Are there different subtypes of language disorder?

Developmental Language Disorder (DLD) is a broad category that encompasses a wide range of problems (Bishop et al, 2017). Some students may struggle to formulate complex, or even simple sentences; they may miss off grammatical inflections indicating verb tense or number, or experience other grammatical difficulties. For others, a small vocabulary, alongside difficulties learning new words and understanding the connections between words seems to be the main issue.

Other students may have trouble following instructions, or remembering and understanding large amounts of spoken information, even though they know the individual words contained within it. Some may have good understanding and sentence formulation skills but have specific difficulties in the area of pragmatics.

I have one student, for example, with weak inference skills, who struggles to make himself understood, even though his oral sentences are basically okay. When he speaks, his thoughts come out in a jumble, and he fails to consider what his conversation partner is likely to know already, either giving too little, or too much information.

Do all of these students have the same problem? Or is the nature, and cause of their difficulties diverse? There have been attempts over the years to identify different subgroups within the broader category of DLD. You may have used the terms “receptive language disorder” or “expressive language disorder” yourself. The term “Pragmatic Language Impairment” has also been used to describe children with social and pragmatic difficulties who do not meet the criteria for Autistic Spectrum Disorder (ASD).

However, when a group of international experts met in 2016 to attempt to reach a consensus on a range of issues, they were unable to agree on different subgroup classifications. They observed that the categories of receptive and expressive language disorder were rather “gross” and that subcategories were not stable over time (Bishop et al, 2017).

In some longitudinal studies, researchers attempting to classify children into different subgroups found that those children moved fluidly between those groups over time (Paul & Norbury, 2012). So a child who was originally placed into a vocabulary group or a receptive language group might have ended up in a group for children with expressive language difficulties by the end of the study. This brings into question the integrity of these subcategory classifications, and the utility of imposing them on the broader category of DLD, at least given our current understanding.

What these results do seem to suggest, is that whilst language disorders are chronic, the way that they manifest appears to change over time. This is likely due to a mixture of internal shifts as well as external factors such as successful intervention, combined with the increasing demands of new contexts, which may reveal difficulties across other areas.

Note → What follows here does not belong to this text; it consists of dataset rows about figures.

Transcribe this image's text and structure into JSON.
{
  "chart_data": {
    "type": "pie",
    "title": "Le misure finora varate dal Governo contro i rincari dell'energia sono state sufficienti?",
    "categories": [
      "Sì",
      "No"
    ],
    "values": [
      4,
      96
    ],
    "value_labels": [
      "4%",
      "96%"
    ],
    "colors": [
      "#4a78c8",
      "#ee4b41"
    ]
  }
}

So, a child initially identified with oral language difficulties may gradually overcome those, only for difficulties with more complex written language to emerge as they grow older. Instead of treating these as two separate difficulties, it seems more likely that they are different manifestations of the same underlying problem.

Finally, just as language disorders do not divide neatly into different subtypes, the boundaries between different neurodevelopmental disorders such as DLD, dyslexia and ASD may be less clear-cut than is commonly assumed. Until we fully understand the underlying mechanisms beneath these conditions, we are limited to what we see on the surface.

For more information on whether there is a difference between language disadvantage and language disorder, please see my next post: https://secondaryschoolslt.wordpress.com/2026/03/06/language-disorders-is-there-a-difference-between-disadvantage-and-disorder/

Notes

Bishop DVM, Snowling MJ, Thompson PA, Greenhalgh T, CATALISE consortium (2016) CATALISE: A Multinational and Multidisciplinary Delphi Consensus Study. Identifying Language Impairments in Children. PLoS ONE 11(7): e0158753.

Bishop, D.V.M., Snowling, M.J., Thompson, P.A., Greenhalgh, T., and the CATALISE-2 consortium (2017). ​ Phase 2 of CATALISE: a multinational and multidisciplinary Delphi consensus study of problems with language development: Terminology. ​ Journal of Child Psychology and Psychiatry, 58(10), pp. ​ 1068–1080.

Paul, R. and Norbury, C. (2012) Language Disorders from Infancy Through Adolescence: Listening, Speaking, Reading, Writing, and Communicating. 4th edn. St. Louis, MO: Elsevier.